Cornell University and the city of Ithaca will be tried for negligence based on premises liability for wrongful death related to a student’s fatal leap from a bridge into a deep gorge on campus, a federal judge ruled.
Judge David Hurd (See Profile) also said the family of Bradley Ginsburg may pursue its claim against Cornell for personal injuries/conscious pain and suffering when Ginsburg v. City of Ithaca, 5:11-cv-1374, goes to trial in the Northern District.
The suit centers on whether the proper steps were taken to prevent student suicides when the Thurston Avenue Bridge was renovated in 2006 and 2007. The plaintiffs argue that the rebuilding of the bridge, from which Ginsburg leapt to his death in February 2010, gave the school and the city the perfect opportunity to redesign the span to deter jumpers.

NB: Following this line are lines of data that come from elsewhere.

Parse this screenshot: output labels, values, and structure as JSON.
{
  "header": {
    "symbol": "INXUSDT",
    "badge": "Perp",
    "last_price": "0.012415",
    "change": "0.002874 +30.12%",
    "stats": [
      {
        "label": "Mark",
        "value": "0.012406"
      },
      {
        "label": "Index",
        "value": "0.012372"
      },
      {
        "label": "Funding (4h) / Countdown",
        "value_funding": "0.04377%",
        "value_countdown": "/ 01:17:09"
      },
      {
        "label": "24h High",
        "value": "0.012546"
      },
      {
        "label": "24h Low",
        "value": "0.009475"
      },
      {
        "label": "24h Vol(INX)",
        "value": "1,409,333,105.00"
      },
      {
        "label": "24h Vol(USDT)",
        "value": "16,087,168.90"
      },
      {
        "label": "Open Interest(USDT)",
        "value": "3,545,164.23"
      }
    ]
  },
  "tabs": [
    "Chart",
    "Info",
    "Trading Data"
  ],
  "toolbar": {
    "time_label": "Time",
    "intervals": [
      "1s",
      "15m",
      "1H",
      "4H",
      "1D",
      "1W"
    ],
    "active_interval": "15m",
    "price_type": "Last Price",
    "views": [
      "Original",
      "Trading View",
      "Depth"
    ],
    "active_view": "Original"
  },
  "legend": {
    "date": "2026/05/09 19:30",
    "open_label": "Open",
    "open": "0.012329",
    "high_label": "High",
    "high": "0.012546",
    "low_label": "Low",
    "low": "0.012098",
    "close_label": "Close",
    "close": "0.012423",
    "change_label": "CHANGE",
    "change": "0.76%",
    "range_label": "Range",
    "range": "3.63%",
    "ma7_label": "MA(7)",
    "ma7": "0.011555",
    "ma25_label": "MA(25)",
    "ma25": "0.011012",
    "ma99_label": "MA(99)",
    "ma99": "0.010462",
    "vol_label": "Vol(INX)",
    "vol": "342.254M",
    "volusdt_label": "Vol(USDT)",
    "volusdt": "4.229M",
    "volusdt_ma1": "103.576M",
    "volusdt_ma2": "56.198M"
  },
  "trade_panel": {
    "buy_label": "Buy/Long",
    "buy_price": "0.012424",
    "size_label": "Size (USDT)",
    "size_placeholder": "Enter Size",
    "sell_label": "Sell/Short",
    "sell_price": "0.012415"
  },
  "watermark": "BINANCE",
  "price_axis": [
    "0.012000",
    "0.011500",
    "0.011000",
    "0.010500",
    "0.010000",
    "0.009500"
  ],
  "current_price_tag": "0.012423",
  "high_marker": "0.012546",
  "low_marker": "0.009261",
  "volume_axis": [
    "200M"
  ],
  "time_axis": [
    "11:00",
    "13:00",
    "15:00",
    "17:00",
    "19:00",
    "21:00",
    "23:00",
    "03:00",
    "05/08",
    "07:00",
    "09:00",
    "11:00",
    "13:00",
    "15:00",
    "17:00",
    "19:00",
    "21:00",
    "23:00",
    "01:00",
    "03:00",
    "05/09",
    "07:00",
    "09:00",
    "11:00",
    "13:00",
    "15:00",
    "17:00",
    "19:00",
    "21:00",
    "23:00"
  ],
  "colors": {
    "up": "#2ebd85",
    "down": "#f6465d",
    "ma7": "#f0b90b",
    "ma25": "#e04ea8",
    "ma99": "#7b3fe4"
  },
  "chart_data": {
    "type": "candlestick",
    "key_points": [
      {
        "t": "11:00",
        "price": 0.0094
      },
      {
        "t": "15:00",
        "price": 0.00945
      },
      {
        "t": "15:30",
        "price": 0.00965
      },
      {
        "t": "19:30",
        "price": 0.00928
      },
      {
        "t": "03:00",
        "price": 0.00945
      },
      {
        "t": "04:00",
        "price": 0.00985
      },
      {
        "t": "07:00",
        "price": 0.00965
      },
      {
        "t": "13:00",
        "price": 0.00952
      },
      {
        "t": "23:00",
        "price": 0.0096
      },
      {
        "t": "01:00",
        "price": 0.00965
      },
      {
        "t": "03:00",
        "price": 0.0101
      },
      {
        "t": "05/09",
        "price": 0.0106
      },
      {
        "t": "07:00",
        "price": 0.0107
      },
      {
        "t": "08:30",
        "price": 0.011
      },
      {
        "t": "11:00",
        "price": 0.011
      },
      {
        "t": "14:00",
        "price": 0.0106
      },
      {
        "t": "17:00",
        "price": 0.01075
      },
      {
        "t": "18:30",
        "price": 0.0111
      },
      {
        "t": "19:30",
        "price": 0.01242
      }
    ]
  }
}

“In light of the documented history of suicides on or near Cornell’s campus, especially those incidents involving the bridges and gorges, a reasonable juror could conclude that further suicide attempts from the Thurston Avenue Bridge were likely to occur and foreseeable,” Hurd wrote from Utica.
Between 1990 and 2010, 27 people killed themselves by jumping into Cornell’s gorges. Following six suicides in the 2009-10 school year, Cornell installed higher fences along the seven bridges and netting beneath them and, according to Hurd’s ruling, no suicides have occurred since.
Bradley Ginsburg’s father, attorney Howard Ginsburg of Boca Raton, Fla., is representing the Ginsburg family along with Kenneth McCallion of McCallion & Associates of Manhattan.
David Twichell of the Law Office of Theresa Puleo of Syracuse is representing Ithaca and Nelson Roth of the Office of University Counsel at Cornell is lead attorney for the college.